Будетлянин науки | страница 39



Так называемое «Завещание Хлебникова» – это не завещание, а просто список, который мы вместе составляли, – то, что он хотел, чтобы туда вошло>134. Мы решили, что ему надо сказать что-то от себя. Как назвать? Я ему предложил назвать предисловие «Свояси». Это ему очень понравилось. Одно время я колебался: может быть, вместо «Свояси» – «Моями», но это как-то не понравилось по звучанию.

Хлебников очень резко относился к изданиям Бурлюка. Он говорил, что «Творения» совершенно испорчены, и он очень возмущался тем, что печатали вещи, которые были совсем не для печати, в частности, «Бесконечность – мой горшок / вечность потиралка / Я люблю тоску кишок / Я зову судьбу мочалкой»>135. И он многое исправлял, и в рукописях, и в печатных текстах. Он был против хронологии Бурлюка, которая была фантастическая, но это его не так трогало – его трогали главным образом тексты и разъединение кусков.

Было очень интересно работать с ним над этим. Мы часто встречались. Я сидел у Бриков постоянно, а изредка Хлебников ко мне заходил. Однажды мы были далеко от центра, на одной из маленьких выставок, устроенных ИЗО, – выставке произведений Гумилиной>136. Мы говорили о живописи, был очень интересный разговор, и мы шли пешком ко мне в Лубянский проезд. Я ему предложил подняться ко мне. Мы продолжали разговаривать, а вдруг (это было вскоре после сыпного тифа) я себя почувствовал совершенно усталым, лёг и уснул. Когда я проснулся, его уже не было.

Это была наша последняя встреча. Потом он уехал>137. Это никогда нельзя было предвидеть. Ему вдруг хотелось уехать куда-нибудь; у него был кочевой дух.
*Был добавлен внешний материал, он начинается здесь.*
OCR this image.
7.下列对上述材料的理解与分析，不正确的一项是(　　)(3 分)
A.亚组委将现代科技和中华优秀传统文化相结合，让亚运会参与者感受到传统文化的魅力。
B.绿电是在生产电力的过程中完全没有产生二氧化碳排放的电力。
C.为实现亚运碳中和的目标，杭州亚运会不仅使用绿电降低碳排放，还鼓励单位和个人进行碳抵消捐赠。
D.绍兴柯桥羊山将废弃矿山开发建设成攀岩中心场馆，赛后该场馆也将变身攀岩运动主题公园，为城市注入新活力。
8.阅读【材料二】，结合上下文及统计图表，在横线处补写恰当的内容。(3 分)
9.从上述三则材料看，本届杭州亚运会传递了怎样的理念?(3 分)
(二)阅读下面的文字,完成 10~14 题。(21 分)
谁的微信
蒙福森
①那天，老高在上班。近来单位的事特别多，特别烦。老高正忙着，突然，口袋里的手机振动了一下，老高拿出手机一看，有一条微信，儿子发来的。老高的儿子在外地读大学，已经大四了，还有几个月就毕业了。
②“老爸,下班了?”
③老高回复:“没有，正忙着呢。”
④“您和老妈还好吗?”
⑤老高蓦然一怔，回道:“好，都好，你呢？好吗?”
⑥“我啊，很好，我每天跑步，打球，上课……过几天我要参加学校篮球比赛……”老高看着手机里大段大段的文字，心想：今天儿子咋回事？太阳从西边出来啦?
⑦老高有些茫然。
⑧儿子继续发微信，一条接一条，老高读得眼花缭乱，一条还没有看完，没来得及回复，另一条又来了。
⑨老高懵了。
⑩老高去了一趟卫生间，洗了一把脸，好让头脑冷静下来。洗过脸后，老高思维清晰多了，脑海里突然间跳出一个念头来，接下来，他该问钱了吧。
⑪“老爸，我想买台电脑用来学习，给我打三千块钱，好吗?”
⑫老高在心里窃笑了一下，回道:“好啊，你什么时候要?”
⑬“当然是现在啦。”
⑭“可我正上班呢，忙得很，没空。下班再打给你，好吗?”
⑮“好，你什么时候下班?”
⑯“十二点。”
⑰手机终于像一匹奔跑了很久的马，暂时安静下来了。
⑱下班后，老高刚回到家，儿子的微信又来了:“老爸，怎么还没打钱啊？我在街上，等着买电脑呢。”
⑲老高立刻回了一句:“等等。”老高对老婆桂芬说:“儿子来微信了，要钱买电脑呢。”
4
Если бы он тогда не уехал, возможно, что мы бы довели до конца эти два тома. Объяснить это было невозможно. Это не потому, что он голодал, – у Бриков его всё-таки подкармливали. Может быть, Лиля ему сказала что-нибудь обидное, это бывало… Он был очень трудный жилец.

Моё предисловие к сочинениям называлось тогда «Подступы к Хлебникову» и было издано потом в Праге под названием «Новейшая русская поэзия»>138. Это предисловие я читал в мае девятнадцатого года, у Бриков, на первом заседании Московского лингвистического кружка после Октябрьской революции>139. Хлебникова не было в Москве, он уже уехал на юг. Был Маяковский, который выступил в прениях. Лиля почему-то опоздала и спросила: «Ну, как было?» – и Маяковский сказал соответствующее горячее слово.

Тогда были очень крепкие отношения с Хлебниковым, с обеих сторон. Было ясно, что я ему был ближе, чем Брики. Бриков он как-то немножко побаивался, сторонился.